Why we rebuilt the agent
The original Kubeadapt agent required Prometheus, OpenCost, node-exporter, and kube-state-metrics before it could collect a single metric. Every cluster needed a full monitoring stack installed up front. Setup was slow, RBAC was complex, and upgrades broke things.
We started over.
kubeadapt-agent is a ground-up rewrite. One binary, one Deployment, one dependency: metrics-server.
What changed
Zero monitoring stack required
Prometheus, OpenCost, node-exporter, kube-state-metrics: all four are gone. kubeadapt-agent reads resource usage directly from the Kubernetes Metrics API. If your cluster has metrics-server installed, you're ready to go.
GPU metrics, automatically
kubeadapt-agent detects NVIDIA GPUs at startup. If dcgm-exporter is running anywhere in your cluster, the agent finds it and starts collecting GPU utilization, memory, temperature, and power draw per device. Standard and MIG-partitioned GPUs are both supported out of the box. No configuration needed.
Real-time collection
The old agent re-fetched every resource on a fixed interval, pulling the same data over and over. kubeadapt-agent uses Kubernetes watch connections: it syncs once at startup, then receives only change events in real time. When a pod scales or a node joins, the agent knows instantly.
It tracks 20+ resource types out of the box: nodes, pods, deployments, statefulsets, daemonsets, jobs, HPAs, VPAs, persistent volumes, and more.
Auto-discovery
On startup the agent probes the cluster and adapts to what's available:
- Cloud provider (AWS, GCP, Azure)
- VPA and Karpenter if installed
- GPU nodes and NVIDIA metrics exporters
- metrics-server availability
Nothing to configure.
Smarter data, not just more data
Before each snapshot is sent, the agent enriches raw metrics automatically:
- Workload mapping: Every pod is traced back to its parent deployment, statefulset, or daemonset. No orphaned metrics.

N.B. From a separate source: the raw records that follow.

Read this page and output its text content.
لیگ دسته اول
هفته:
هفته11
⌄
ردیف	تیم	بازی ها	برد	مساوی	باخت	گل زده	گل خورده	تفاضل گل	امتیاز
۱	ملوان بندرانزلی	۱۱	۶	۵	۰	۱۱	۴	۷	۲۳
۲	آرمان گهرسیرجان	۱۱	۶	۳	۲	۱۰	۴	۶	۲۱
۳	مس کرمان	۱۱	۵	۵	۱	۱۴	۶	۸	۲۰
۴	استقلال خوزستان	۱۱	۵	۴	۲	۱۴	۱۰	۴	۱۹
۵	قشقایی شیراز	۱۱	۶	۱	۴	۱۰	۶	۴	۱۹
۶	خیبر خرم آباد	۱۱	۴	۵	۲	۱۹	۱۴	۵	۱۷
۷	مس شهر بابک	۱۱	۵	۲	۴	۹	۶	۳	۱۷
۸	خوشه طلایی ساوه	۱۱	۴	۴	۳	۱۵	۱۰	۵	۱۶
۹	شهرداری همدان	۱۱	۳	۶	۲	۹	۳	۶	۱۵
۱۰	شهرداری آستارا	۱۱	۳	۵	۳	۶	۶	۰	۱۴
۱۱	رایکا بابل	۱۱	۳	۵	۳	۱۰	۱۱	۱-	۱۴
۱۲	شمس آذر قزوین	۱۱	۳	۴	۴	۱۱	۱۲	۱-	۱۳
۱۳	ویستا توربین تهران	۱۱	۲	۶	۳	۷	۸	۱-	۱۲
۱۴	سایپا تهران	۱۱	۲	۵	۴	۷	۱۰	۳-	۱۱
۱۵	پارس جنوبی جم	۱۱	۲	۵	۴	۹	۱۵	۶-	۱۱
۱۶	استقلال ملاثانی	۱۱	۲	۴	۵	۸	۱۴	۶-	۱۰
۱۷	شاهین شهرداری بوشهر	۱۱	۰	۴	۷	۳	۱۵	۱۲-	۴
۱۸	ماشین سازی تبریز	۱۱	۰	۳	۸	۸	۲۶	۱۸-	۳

- Resource totals: Cluster-wide CPU, memory, GPU, and storage usage are pre-calculated and ready for the dashboard.
Before and after
| Old agent | kubeadapt-agent | |
|---|---|---|
| External dependencies | 4 (Prometheus, OpenCost, node-exporter, kube-state-metrics) | 1 (metrics-server) |
| GPU support | Manual config | Auto-discovered |
| Data collection | Periodic full-list API calls | Informer-based (real-time) |
| Cloud/VPA/Karpenter | Manual or N/A | Auto-detected |
| Health reporting | Basic | Full diagnostics per snapshot |
Migration
The original agent Helm chart is deprecated. The backend accepts data from both agents during the transition, so you can switch over with zero downtime.
What's next
This is the foundation for smarter right-sizing, real-time cost attribution, and automated savings. With a lightweight agent that just works, we ship faster and you spend less time on setup.